April 20, 1944: Sunny

Yue Wah gave birth to a beautiful, healthy baby girl. She weighed 3 1/2 k. I wish her father would hear about this good news but we don't even know if he is alive or dead!

August 15, 1945: Sunny

The Japanese surrendered today. How many have died since they began this war of aggression?

September 9, 1945: Rainy

A boatload of former prisoners arrived at the dock this afternoon. When we heard the news, we went to the pier at the crack of dawn. At 3 p.m., the boat came in. One by one the prisoners disembarked – but no Hok Lai. Our hopes were dashed!

September 10, 1945: Sunny

My husband made an inquiry about Hok Lai with the International Red Cross. I hope they can find him.

December 20, 1945: Sunny

My husband received a letter from the Red Cross. Hok Lai was executed by the Japanese soldiers in March 1945 because he was planning an escape with his friends.

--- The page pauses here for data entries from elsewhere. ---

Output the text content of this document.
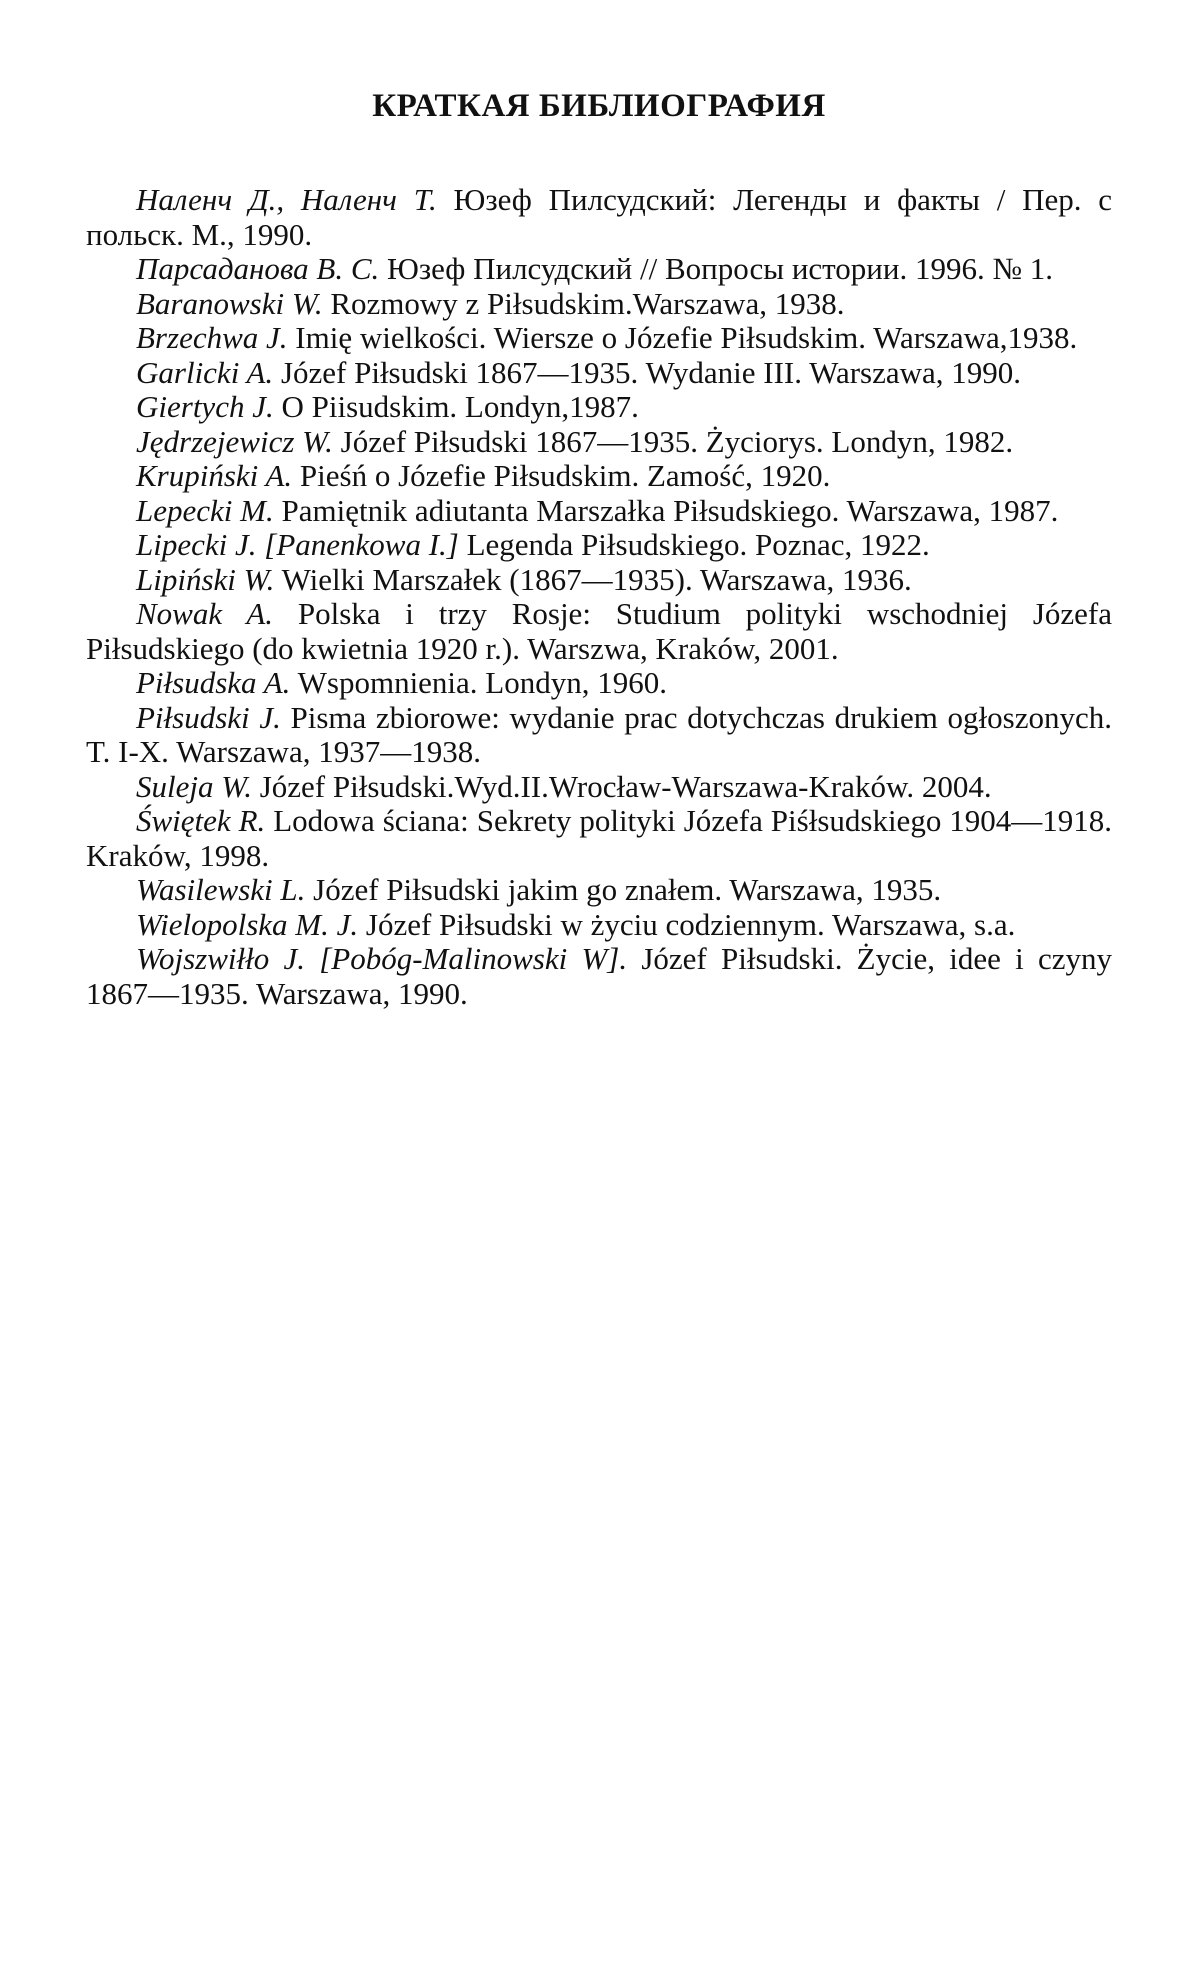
КРАТКАЯ БИБЛИОГРАФИЯ
Наленч Д., Наленч Т. Юзеф Пилсудский: Легенды и факты / Пер. с польск. М., 1990.
Парсаданова В. С. Юзеф Пилсудский // Вопросы истории. 1996. № 1.
Baranowski W. Rozmowy z Piłsudskim.Warszawa, 1938.
Brzechwa J. Imię wielkości. Wiersze o Józefie Piłsudskim. Warszawa,1938.
Garlicki A. Józef Piłsudski 1867—1935. Wydanie III. Warszawa, 1990.
Giertych J. O Piisudskim. Londyn,1987.
Jędrzejewicz W. Józef Piłsudski 1867—1935. Życiorys. Londyn, 1982.
Krupiński A. Pieśń o Józefie Piłsudskim. Zamość, 1920.
Lepecki M. Pamiętnik adiutanta Marszałka Piłsudskiego. Warszawa, 1987.
Lipecki J. [Panenkowa I.] Legenda Piłsudskiego. Poznac, 1922.
Lipiński W. Wielki Marszałek (1867—1935). Warszawa, 1936.
Nowak A. Polska i trzy Rosje: Studium polityki wschodniej Józefa Piłsudskiego (do kwietnia 1920 r.). Warszwa, Kraków, 2001.
Piłsudska A. Wspomnienia. Londyn, 1960.
Piłsudski J. Pisma zbiorowe: wydanie prac dotychczas drukiem ogłoszonych. T. I-X. Warszawa, 1937—1938.
Suleja W. Józef Piłsudski.Wyd.II.Wrocław-Warszawa-Kraków. 2004.
Świętek R. Lodowa ściana: Sekrety polityki Józefa Piśłsudskiego 1904—1918. Kraków, 1998.
Wasilewski L. Józef Piłsudski jakim go znałem. Warszawa, 1935.
Wielopolska M. J. Józef Piłsudski w życiu codziennym. Warszawa, s.a.
Wojszwiłło J. [Pobóg-Malinowski W]. Józef Piłsudski. Życie, idee i czyny 1867—1935. Warszawa, 1990.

He was beheaded in public. There was little else they told us.

Knowing how courageous Hok Lai was, I could picture him at his execution – he held his head high like the noblest of martyrs. He was a great admirer of an ancient Chinese General whose motto in life was "Death is inevitable. He who pays the supreme sacrifice for righteousness is a hero indeed..."!

January 1, 1946: Sunny

Our New Year celebration took a different form this year. Instead of the usual gaiety, the Council of Elders had decided to honour those who gave their lives for our society. Hok Lai was recognized as a patriotic hero. He will be remembered by all.